Peter Etzell’s apoplexy over gay marriage, published March 2 in The Free Press, is baffling.
Bowers v. Hardwick (1986) isn’t the last word on sexual privacy for GLBT persons. In Lawrence v. Texas (2003), the Supreme Court overturned Bowers, ruling that gays and lesbians deserve respect for their private lives. Two Texas men, arrested for sodomy in their own apartment, faced (in four other states) mandatory registration by authorities as convicted sex offenders — the same treatment given to convicted rapists and child molesters, according to supreme.lp.findlaw.com. If that isn’t unjust, I don’t know what is.
If sexual activity is private and involves only consenting adults, it’s neither Etzell’s nor any government’s business.
There are conservative and liberal arguments favoring gay marriage. The liberal argument is the nondiscrimination principle: Banning same-sex marriage while allowing it for otherwise-equivalent opposite-sex couples is unequivocally discrimination. The conservative argument is that society should encourage long-term, committed relationships, for all — no exceptions. According to an article in Newsweek, conservative lawyer Theodore Olson articulates the conservative case, recognizing marriage as “a stable bond” between individuals pursuing “a loving household and a social and economic partnership” that promotes societal well-being and is “part of the Constitution’s protections of liberty, privacy, freedom of association and spiritual identification.”

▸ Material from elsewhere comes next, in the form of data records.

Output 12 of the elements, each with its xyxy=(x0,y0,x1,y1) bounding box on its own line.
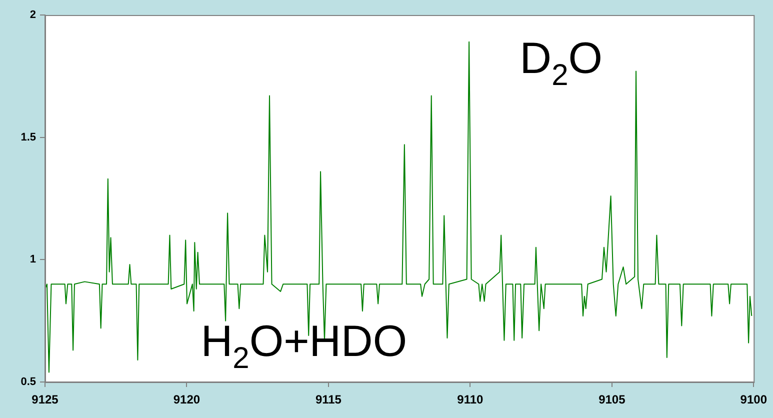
x-tick-label: 9105 xyxy=(598,392,626,407)
annotation: H$_{2}$O+HDO xyxy=(200,316,408,375)
x-tick-label: 9115 xyxy=(315,392,342,407)
x-tick-label: 9110 xyxy=(457,392,484,407)
annotation: D$_{2}$O xyxy=(520,34,602,92)
y-tick-label: 1 xyxy=(30,254,36,266)
x-tick-label: 9125 xyxy=(32,392,59,407)
y-tick-label: 0.5 xyxy=(20,376,36,388)
x-tick-label: 9100 xyxy=(740,392,768,407)
x-tick-label: 9120 xyxy=(173,392,200,407)
y-tick-label: 2 xyxy=(30,9,36,22)
y-tick-label: 1.5 xyxy=(20,131,36,144)
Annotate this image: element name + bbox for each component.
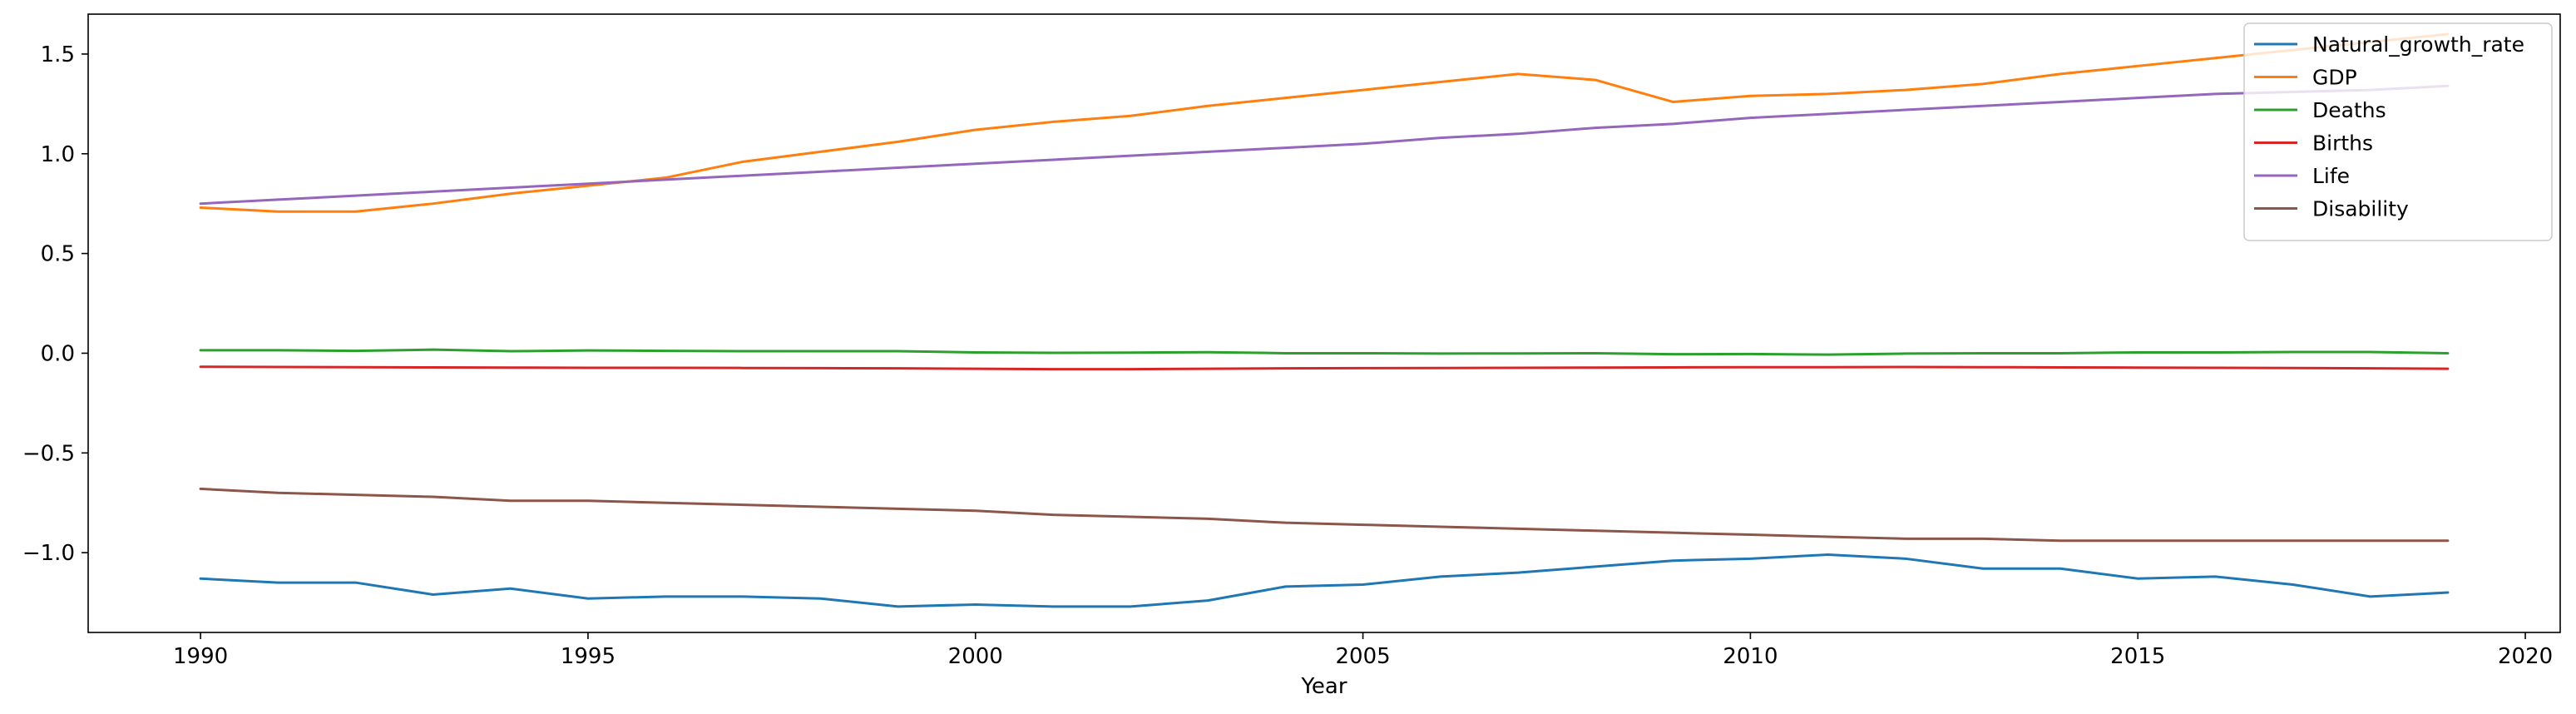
y-tick-label: −1.0 <box>22 541 75 566</box>
series-line-disability <box>199 487 2450 543</box>
x-tick-label: 2020 <box>2498 644 2553 669</box>
series-line-natural-growth-rate <box>199 553 2450 608</box>
x-tick-label: 1995 <box>561 644 616 669</box>
x-tick-label: 2010 <box>1723 644 1777 669</box>
y-tick-label: 1.5 <box>41 42 75 67</box>
series-line-gdp <box>199 32 2450 213</box>
x-tick-label: 2000 <box>948 644 1003 669</box>
y-tick-label: 0.0 <box>41 341 75 366</box>
series-line-births <box>199 365 2450 371</box>
y-tick-label: −0.5 <box>22 441 75 466</box>
series-line-deaths <box>199 348 2450 356</box>
axis-ticks: 1990 1995 2000 2005 2010 2015 2020 −1.0 −0.5 0.0 0… <box>22 42 2553 669</box>
legend-label: GDP <box>2312 66 2357 90</box>
series-lines <box>199 32 2450 608</box>
x-tick-label: 1990 <box>173 644 228 669</box>
legend-label: Natural_growth_rate <box>2312 32 2524 57</box>
plot-frame <box>87 13 2561 633</box>
legend-label: Deaths <box>2312 98 2386 122</box>
x-tick-label: 2005 <box>1335 644 1390 669</box>
y-tick-label: 1.0 <box>41 142 75 167</box>
x-tick-label: 2015 <box>2110 644 2165 669</box>
y-tick-label: 0.5 <box>41 242 75 267</box>
x-axis-label: Year <box>1300 674 1347 699</box>
legend-label: Births <box>2312 131 2373 156</box>
series-line-life <box>199 84 2450 206</box>
legend-label: Disability <box>2312 197 2409 221</box>
legend-label: Life <box>2312 164 2350 188</box>
legend: Natural_growth_rate GDP Deaths Births Life Di… <box>2243 22 2553 241</box>
legend-box <box>2243 22 2553 241</box>
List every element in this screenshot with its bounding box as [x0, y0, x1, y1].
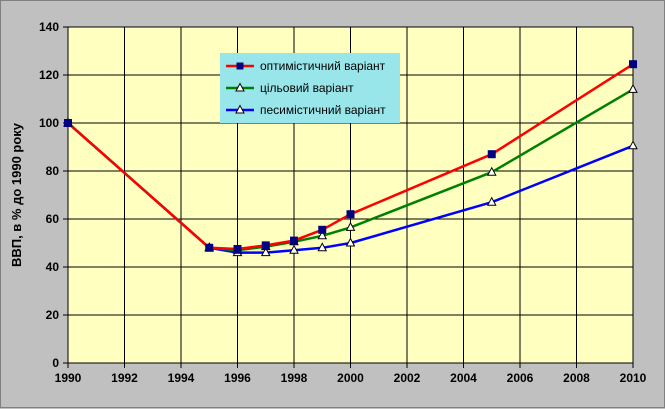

Depriving this institution based on sexual orientation, Olson notes, has no rational basis. Olson deftly disposes of several arguments raised by gay-marriage opponents: Promoting procreation, preventing vague “harm” to heterosexual marriage, and finally “tradition,” which once justified debtor’s prisons, segregated schools and laws banning interracial marriage.
Tradition is no excuse for discrimination. In marriage and other arenas, the right of gays and lesbians to be free from discrimination must override the Religious Right’s “right” to impose discrimination.